Poetry of Jennifer Weber

Everything But Mine

By Jennifer Weber

© Copyright by the author 2008

Constant you are, like
The fixed nature
Of human needs and wishes
The airy freedom of birds
The grace of fishes
Bright new ideas
All that’s useful by design
You are everything . . .
Everything but mine.

Innocent you are, like
The cool purity
Of summer rain on roses
A bejeweled wingspan that opens
Then closes
Faith that believes
Not waiting for a sign
You are everything . . .
Everything but mine.

Peaceful you are, like
The holy hush
Of small empty churches
Hummingbirds
Wide-eyed owls on perches
Seeing through darkness
Stars that shine
You are everything . . .
Everything but mine.

Beautiful you are, like
The verdant promise
Of perfect springs
Tiaras, arias
The heart that sings
In spite of pain
A spark of the divine
You are everything . . .
Everything but mine.

That Day

By Jennifer Weber

© Copyright by the author 2008

Far afield of the dove-gray cottage’s
Windblown creaking summer walls
Blue butterfly squatted in green clover
Quaffing a domed dewdrop
With tempered bejeweled alacrity
Indigo informing emerald.

Joy was as rain in the way you drank me
The way your hands consumed me
When cotton clouds scudded purposefully
In that eternal openness above
And without straining we could both hear
The others’ voices not a lamb’s-length away.

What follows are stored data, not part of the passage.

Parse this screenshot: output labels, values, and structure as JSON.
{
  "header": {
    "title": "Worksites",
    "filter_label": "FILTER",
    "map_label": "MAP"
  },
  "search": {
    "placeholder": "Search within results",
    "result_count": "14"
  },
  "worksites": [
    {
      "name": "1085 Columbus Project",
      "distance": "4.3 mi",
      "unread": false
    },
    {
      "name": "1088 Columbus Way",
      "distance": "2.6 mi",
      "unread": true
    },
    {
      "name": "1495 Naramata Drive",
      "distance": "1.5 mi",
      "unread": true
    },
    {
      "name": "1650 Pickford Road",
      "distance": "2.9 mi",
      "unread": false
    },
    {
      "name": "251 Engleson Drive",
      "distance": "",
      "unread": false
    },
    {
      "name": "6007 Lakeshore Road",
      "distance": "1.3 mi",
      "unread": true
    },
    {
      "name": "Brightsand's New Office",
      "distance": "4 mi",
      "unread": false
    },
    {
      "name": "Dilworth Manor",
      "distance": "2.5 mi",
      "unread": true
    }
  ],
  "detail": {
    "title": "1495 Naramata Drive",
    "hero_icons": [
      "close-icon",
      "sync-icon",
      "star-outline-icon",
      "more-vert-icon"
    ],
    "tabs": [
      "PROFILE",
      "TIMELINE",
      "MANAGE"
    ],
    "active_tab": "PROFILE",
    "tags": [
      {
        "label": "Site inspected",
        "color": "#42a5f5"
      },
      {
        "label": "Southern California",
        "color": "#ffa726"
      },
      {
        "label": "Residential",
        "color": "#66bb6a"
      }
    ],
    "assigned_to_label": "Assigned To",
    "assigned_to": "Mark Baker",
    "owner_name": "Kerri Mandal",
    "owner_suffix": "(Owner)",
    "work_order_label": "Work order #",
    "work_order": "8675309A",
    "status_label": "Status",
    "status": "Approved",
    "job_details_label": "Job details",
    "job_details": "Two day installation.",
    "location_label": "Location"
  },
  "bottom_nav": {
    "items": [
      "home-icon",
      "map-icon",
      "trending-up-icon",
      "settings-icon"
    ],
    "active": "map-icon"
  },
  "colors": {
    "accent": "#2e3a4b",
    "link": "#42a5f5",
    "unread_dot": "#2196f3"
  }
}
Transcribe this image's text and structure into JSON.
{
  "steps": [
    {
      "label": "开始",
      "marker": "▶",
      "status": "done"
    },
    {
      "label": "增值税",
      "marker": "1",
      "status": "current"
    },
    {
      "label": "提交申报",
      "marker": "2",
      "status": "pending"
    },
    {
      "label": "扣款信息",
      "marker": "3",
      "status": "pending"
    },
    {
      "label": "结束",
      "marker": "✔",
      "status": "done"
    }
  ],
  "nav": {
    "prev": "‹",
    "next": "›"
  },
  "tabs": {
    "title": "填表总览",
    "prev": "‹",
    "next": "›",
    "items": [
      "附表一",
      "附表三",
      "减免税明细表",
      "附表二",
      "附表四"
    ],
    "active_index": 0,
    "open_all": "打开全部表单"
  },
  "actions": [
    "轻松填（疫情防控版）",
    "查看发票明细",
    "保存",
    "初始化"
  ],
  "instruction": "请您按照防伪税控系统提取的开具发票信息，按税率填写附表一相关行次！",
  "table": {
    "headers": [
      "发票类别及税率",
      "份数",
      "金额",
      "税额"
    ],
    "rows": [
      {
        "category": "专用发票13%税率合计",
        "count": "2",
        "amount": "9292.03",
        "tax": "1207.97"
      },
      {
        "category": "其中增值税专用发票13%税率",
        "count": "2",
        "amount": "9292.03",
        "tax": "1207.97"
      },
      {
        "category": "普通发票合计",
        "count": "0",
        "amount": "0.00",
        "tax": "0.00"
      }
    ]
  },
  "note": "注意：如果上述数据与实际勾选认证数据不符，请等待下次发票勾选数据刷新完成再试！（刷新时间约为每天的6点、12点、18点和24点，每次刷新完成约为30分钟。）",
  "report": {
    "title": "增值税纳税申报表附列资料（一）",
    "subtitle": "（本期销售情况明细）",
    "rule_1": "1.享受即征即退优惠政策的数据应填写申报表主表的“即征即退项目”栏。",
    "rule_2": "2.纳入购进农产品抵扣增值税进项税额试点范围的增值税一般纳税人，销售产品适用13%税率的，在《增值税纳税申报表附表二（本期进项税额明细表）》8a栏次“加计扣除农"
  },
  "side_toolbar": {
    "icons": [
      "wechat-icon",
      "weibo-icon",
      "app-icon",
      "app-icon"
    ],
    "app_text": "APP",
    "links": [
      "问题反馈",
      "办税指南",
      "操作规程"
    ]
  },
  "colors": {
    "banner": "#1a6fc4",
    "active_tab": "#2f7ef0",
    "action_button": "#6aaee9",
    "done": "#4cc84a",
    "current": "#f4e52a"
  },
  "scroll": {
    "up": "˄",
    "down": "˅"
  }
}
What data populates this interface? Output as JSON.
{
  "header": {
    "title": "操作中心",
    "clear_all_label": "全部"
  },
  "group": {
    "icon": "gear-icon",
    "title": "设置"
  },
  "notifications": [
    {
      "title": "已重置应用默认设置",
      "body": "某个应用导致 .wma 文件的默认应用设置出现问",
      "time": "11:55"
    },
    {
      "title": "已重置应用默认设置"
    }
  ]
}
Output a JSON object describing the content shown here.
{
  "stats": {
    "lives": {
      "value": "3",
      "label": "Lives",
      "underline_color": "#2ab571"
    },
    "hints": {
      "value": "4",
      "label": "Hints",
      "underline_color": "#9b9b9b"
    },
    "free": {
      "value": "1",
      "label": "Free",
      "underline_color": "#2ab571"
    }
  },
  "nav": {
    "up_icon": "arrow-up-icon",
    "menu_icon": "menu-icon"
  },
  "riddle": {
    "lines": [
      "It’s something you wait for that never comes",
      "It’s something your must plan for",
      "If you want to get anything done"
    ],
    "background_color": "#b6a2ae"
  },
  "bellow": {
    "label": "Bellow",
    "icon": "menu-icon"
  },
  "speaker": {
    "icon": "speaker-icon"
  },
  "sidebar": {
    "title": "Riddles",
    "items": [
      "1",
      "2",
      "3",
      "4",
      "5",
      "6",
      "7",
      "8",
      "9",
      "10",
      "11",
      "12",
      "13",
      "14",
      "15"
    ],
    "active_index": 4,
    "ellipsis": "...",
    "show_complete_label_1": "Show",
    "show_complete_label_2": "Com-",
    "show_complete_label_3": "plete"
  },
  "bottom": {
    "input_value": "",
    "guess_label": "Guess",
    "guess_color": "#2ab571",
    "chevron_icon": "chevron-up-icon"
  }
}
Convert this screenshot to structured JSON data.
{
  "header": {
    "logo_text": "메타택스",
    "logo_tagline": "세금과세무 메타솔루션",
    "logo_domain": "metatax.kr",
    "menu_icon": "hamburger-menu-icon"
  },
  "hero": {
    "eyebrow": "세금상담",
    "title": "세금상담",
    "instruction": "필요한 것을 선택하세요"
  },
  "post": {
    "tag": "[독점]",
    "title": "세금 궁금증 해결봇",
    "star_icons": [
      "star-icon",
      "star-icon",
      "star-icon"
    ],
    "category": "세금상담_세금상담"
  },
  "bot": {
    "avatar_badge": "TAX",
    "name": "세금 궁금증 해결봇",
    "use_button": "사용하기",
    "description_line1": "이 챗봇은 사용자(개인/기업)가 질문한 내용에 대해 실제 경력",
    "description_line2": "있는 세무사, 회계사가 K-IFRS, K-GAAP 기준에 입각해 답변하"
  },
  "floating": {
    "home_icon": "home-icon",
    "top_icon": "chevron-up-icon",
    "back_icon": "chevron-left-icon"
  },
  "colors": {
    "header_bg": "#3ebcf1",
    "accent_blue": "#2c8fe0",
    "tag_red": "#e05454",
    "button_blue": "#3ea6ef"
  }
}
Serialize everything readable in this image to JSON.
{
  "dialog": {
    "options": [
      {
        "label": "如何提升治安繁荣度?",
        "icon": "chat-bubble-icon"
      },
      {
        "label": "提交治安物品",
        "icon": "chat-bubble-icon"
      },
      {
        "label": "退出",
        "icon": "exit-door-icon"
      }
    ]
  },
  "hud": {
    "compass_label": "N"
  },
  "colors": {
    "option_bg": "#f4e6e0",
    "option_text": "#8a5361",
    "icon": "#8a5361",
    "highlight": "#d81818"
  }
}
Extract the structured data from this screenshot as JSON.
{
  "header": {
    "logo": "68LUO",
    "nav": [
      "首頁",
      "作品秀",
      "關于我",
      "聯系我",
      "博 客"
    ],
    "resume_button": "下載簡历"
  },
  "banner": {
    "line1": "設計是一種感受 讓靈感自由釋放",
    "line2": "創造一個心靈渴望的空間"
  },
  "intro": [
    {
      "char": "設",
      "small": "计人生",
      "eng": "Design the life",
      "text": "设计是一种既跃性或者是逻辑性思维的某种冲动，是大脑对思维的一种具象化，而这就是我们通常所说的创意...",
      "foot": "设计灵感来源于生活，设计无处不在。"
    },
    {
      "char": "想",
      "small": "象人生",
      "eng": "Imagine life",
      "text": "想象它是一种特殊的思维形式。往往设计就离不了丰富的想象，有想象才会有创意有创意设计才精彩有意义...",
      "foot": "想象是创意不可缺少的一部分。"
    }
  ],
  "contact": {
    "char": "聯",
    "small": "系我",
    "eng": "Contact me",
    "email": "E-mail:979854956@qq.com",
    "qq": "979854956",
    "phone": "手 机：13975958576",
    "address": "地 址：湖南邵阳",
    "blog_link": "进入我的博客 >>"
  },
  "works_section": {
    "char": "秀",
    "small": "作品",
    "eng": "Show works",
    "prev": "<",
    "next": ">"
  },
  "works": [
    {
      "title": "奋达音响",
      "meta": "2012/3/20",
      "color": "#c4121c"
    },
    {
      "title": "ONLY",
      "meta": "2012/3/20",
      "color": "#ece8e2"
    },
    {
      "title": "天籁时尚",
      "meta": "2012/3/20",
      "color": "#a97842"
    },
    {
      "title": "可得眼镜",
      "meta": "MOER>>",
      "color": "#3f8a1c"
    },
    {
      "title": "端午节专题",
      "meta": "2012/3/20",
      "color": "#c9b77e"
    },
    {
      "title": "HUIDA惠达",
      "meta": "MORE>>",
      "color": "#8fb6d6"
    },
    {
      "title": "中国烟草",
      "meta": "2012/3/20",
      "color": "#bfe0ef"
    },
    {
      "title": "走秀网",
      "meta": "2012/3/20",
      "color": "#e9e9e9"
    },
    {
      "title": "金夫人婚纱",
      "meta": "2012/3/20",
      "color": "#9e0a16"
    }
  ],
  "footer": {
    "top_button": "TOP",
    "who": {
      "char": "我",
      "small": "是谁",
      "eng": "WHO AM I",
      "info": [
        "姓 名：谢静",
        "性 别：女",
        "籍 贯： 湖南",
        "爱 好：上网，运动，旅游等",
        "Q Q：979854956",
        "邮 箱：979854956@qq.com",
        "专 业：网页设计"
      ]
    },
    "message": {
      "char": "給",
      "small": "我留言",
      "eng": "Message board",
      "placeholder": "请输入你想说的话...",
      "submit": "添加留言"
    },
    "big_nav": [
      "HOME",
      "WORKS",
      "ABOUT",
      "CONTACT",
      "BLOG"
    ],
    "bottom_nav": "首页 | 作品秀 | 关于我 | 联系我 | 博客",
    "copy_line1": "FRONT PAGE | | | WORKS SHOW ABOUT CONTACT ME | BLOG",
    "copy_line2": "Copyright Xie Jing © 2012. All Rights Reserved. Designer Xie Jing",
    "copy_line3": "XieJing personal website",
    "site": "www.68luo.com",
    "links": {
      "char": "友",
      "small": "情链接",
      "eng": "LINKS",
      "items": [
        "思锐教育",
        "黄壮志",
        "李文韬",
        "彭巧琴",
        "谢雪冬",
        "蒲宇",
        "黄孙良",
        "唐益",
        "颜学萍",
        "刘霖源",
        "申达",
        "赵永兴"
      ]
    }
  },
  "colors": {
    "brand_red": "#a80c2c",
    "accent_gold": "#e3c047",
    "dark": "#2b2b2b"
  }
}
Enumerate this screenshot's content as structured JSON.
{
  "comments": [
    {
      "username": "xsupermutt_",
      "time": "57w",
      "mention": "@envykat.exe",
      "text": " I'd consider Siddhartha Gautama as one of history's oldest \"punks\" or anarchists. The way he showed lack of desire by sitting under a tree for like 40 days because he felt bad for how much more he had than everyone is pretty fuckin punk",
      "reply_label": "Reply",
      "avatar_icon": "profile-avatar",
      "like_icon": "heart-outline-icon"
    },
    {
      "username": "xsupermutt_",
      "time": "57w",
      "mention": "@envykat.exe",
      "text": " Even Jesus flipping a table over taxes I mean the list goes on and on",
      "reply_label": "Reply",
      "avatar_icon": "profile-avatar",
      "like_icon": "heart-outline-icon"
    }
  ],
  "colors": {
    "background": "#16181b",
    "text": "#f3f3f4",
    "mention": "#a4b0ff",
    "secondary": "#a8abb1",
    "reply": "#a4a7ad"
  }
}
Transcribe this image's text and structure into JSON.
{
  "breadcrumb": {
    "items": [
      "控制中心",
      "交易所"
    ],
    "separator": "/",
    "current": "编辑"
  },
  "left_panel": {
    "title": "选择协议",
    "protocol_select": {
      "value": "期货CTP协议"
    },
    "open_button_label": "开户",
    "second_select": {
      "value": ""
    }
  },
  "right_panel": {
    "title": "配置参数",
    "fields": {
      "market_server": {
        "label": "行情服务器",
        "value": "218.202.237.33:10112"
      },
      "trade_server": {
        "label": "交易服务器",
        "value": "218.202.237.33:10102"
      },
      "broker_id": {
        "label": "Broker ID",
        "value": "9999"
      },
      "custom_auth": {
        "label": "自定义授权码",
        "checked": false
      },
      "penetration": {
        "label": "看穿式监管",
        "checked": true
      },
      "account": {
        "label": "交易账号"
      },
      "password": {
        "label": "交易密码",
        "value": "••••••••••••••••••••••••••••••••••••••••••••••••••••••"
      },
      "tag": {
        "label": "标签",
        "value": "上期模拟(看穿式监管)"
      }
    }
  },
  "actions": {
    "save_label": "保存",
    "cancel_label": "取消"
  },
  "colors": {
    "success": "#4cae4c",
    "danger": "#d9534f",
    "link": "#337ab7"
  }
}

But the reedy refuge enwombed us
And the sea’s thunder soundproofed it
As your insistent mouth gave me succor
And my eager arms filled with you as
With great masses of wildflowers
As fragrant as they are free.

That day could not equate to timid spring
Had nothing of fall’s speechless gravity
Did not acquaint with winter’s pale soul
Clothed itself in no particular garment
It was only us, only ours, yours, mine
And for that it was gloriously enough.

This

By Jennifer Weber

© Copyright by the author 2008

This
Blessed throbbing redundancy
Faintly cautious harmony
And steamy cant of sloe eyes
Softening a fierce and instant aura

This
Relevant incendiary modernity
Unfragile ageless mien
And curving lyric of a lip
Lush and precious real estate

This
Is and ever will be

You.

Besides writing poetry regularly, Jennifer Weber is at work on two novels, has several short stories sketched out, loves flash fiction, has been published several times on Six Sentences, a website for writers, and writes her own weblog, I’m Having a Thought Here. She lives in Columbia, S.C., where she is a court reporter and her husband, Greg, is a small business owner. They have four children, ages 19 to 27, and two granddaughters.